U.S. Layoffs Ease, Energy Jobs Hardest Hit

By Roy Maurer Mar 9, 2016

U.S. employers announced 18 percent fewer layoffs in February 2016 after January’s six-month high, according to the monthly job cuts report by global outplacement consultancy Challenger, Gray & Christmas. 

The Chicago-based firm reported that employers downsized 61,599 jobs during the month, down from 75,114 in January.

The February 2016 total was up 22 percent from a year ago, however, and layoffs have totaled 136,713 through the first two months of 2016, up 32 percent from the same period in 2015, when employers announced layoffs totaling 103,620 in January and February.

The energy sector continues to feel the brunt of low oil prices. Energy firms announced another 25,051 job cuts in February 2016, bringing the year-to-date total to 45,154, a 24 percent increase from 2015.

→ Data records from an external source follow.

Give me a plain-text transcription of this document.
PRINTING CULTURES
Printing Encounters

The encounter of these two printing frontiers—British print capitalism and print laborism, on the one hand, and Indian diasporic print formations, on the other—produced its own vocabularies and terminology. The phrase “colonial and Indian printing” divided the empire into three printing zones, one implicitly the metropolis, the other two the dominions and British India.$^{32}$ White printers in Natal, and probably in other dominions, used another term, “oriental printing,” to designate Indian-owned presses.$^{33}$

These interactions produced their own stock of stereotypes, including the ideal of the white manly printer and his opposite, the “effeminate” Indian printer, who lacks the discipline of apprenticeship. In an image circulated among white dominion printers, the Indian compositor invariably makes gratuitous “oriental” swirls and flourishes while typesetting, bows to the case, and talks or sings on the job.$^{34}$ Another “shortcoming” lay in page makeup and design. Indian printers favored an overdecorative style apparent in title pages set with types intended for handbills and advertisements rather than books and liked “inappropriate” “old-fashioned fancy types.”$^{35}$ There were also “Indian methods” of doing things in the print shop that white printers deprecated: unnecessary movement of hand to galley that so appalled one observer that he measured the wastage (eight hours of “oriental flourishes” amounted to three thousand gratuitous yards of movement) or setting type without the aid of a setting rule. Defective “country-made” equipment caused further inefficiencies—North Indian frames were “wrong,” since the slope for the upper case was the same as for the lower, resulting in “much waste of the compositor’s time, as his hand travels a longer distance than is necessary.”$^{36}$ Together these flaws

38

“Since January of 2015, [the energy and industrial goods sectors] alone have seen workforce reductions in excess of 200,000, the majority of which were attributed to oil prices,” said John A. Challenger, chief executive officer of Challenger, Gray & Christmas. “Shockingly, we have not seen a precipitous rise in unemployment in the many cities that were benefitting from the recent oil boom, suggesting that the job losses are contained to the energy sector, for the moment.”

Unemployment rates have increased in energy-centric metropolitan areas, but most are still below the national average of 4.9 percent, Challenger said. For example, Houston’s jobless rate increased from 4.0 percent in December 2014 to 4.6 percent in December 2015, according to the U.S. Bureau of Labor Statistics. The unemployment rate for Midland, Texas is 3.3 percent and Bismarck, N.D., is still enjoying an unemployment rate of 2.7 percent.

The technology sector is also experiencing a wave of job cuts. Tech companies have announced 16,006 layoffs so far in 2016, a 143 percent increase from the 6,582 job cuts recorded in the first two months of 2015.

“There will always be heavy churn in the tech sector,” Challenger said. “It is an area that embodies change, trial and error, and constant reinvention. Even among the more established firms in the industry, we see workforce volatility, as they branch into new products or services, some of which may or may not succeed.”

Year-to-date, the retail (23,342), industrial goods (7,069) and chemical (6,790) industries round out the top five for planned layoffs. Texas leads in layoffs year-to-date (52,205), followed by Arkansas (16,100), California (10,100), Ohio (6,672) and Iowa (6,560).

Roy Maurer is an online editor/manager for SHRM.